Last week’s implosion of the Vashon-Maury Island Community Council (VMICC) was due not simply to a legal analysis by the King County prosecutor’s office. Nor is it because this current crop of council members — among the best in recent history — had something to hide. They’re not running from the bright light of the public disclosure act.

The council resigned, essentially en masse, because of an unfortunate alignment of forces, a perfect storm, if you will, that created what board members saw as an untenable situation.

In one corner is the public disclosure act, a demanding law that errs (happily so, we might add) on the side of transparency and the public right to know. In the other are a couple of community activists skilled in how to use this law and none too friendly with those who currently run the community council.

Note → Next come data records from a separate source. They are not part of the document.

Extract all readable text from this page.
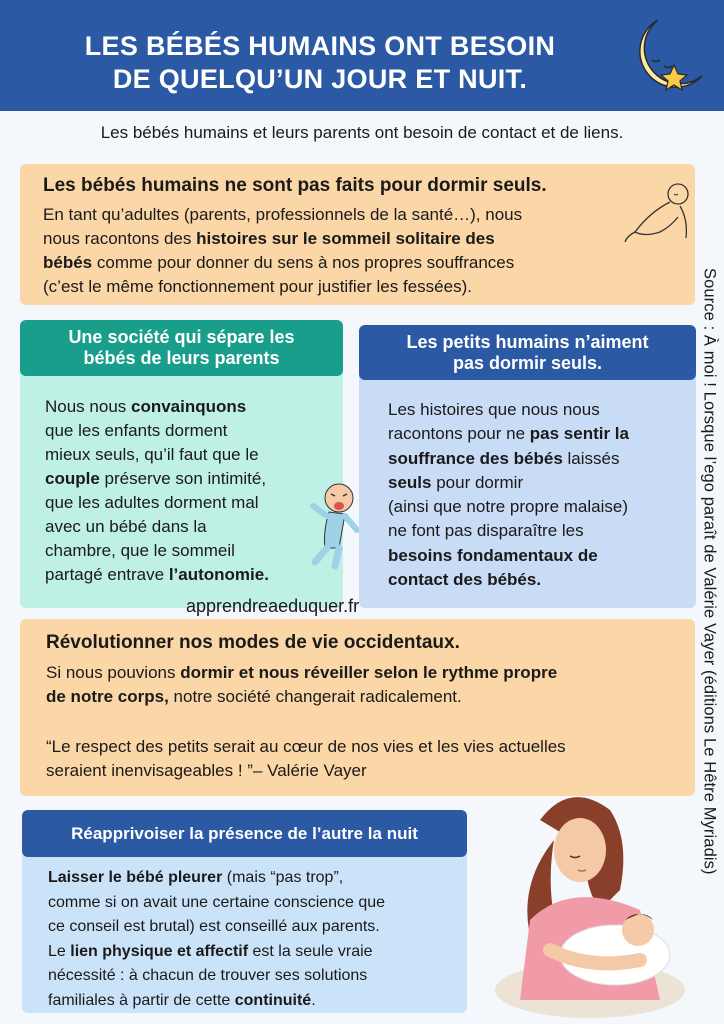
LES BÉBÉS HUMAINS ONT BESOIN
DE QUELQU’UN JOUR ET NUIT.
Les bébés humains et leurs parents ont besoin de contact et de liens.
Les bébés humains ne sont pas faits pour dormir seuls.
En tant qu’adultes (parents, professionnels de la santé…), nous
nous racontons des histoires sur le sommeil solitaire des
bébés comme pour donner du sens à nos propres souffrances
(c’est le même fonctionnement pour justifier les fessées).
Une société qui sépare les
bébés de leurs parents
Nous nous convainquons
que les enfants dorment
mieux seuls, qu’il faut que le
couple préserve son intimité,
que les adultes dorment mal
avec un bébé dans la
chambre, que le sommeil
partagé entrave l’autonomie.
Les petits humains n’aiment
pas dormir seuls.
Les histoires que nous nous
racontons pour ne pas sentir la
souffrance des bébés laissés
seuls pour dormir
(ainsi que notre propre malaise)
ne font pas disparaître les
besoins fondamentaux de
contact des bébés.
apprendreaeduquer.fr
Révolutionner nos modes de vie occidentaux.
Si nous pouvions dormir et nous réveiller selon le rythme propre
de notre corps, notre société changerait radicalement.
“Le respect des petits serait au cœur de nos vies et les vies actuelles
seraient inenvisageables ! ”– Valérie Vayer
Réapprivoiser la présence de l’autre la nuit
Laisser le bébé pleurer (mais “pas trop”,
comme si on avait une certaine conscience que
ce conseil est brutal) est conseillé aux parents.
Le lien physique et affectif est la seule vraie
nécessité : à chacun de trouver ses solutions
familiales à partir de cette continuité.
Source : À moi ! Lorsque l’ego paraît de Valérie Vayer (éditions Le Hêtre Myriadis)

For some Unincorporated Area Councils or UACs, as the VMICC is called, the public disclosure act probably seems remote and somewhat academic. On Vashon, it’s real, gritty, fascinating and challenging. And for a volunteer board, it’s also frightening.

One sweeping request for information — and you might as well forget your life for the next few weeks.

The county has someone employed fulltime to handle its public disclosure requests, a person it hired after Islander Armen Yousoufian successfully sued the county over its failure to disclose thousands of pages of documents 14 years ago. (In a complex case that went to the state Supreme Court three times, he won a $371,000 award for the county’s failure.) Now, when faced with a disclosure request, the county’s public disclosure ombudsman will often work with the requester to see if his or her search is as narrow and focused as it can be.

Vashon has no such luxury. And even if the county were to lend some expertise, the onus of compliance would fall largely on the unpaid civic volunteers who comprise the council’s board.

But as others have pointed out in the last few days, a tumultuous week for Vashon Island politics, this turn of events also carries promise and opportunity — a chance to build something new. The VMICC has long been a source of frustation for many. On the one hand, it often seemed free-wheeling and ineffective. On the other, it was burdened by the mantle of the county’s UAC mandate. The nine-member board was hard to fill. Committees would come and go, some running beautifully under the able leadership of a good chair, others limping along

The Beachcomber has nothing but respect for the citizen-volunteers who have kept this council going for years — and especially for this latest board, a seasoned crop of Islanders with a deep commitment to the Island and a passion for civic engagement. We now welcome their ideas, as well as those of others, as the Island explores a new path.

Margot Boyer and Bob Powell got the discussion going with their thoughtful commentary on this very page. We hope others will step forward and envision a new future for Vashon’s ongoing experiment with direct democracy.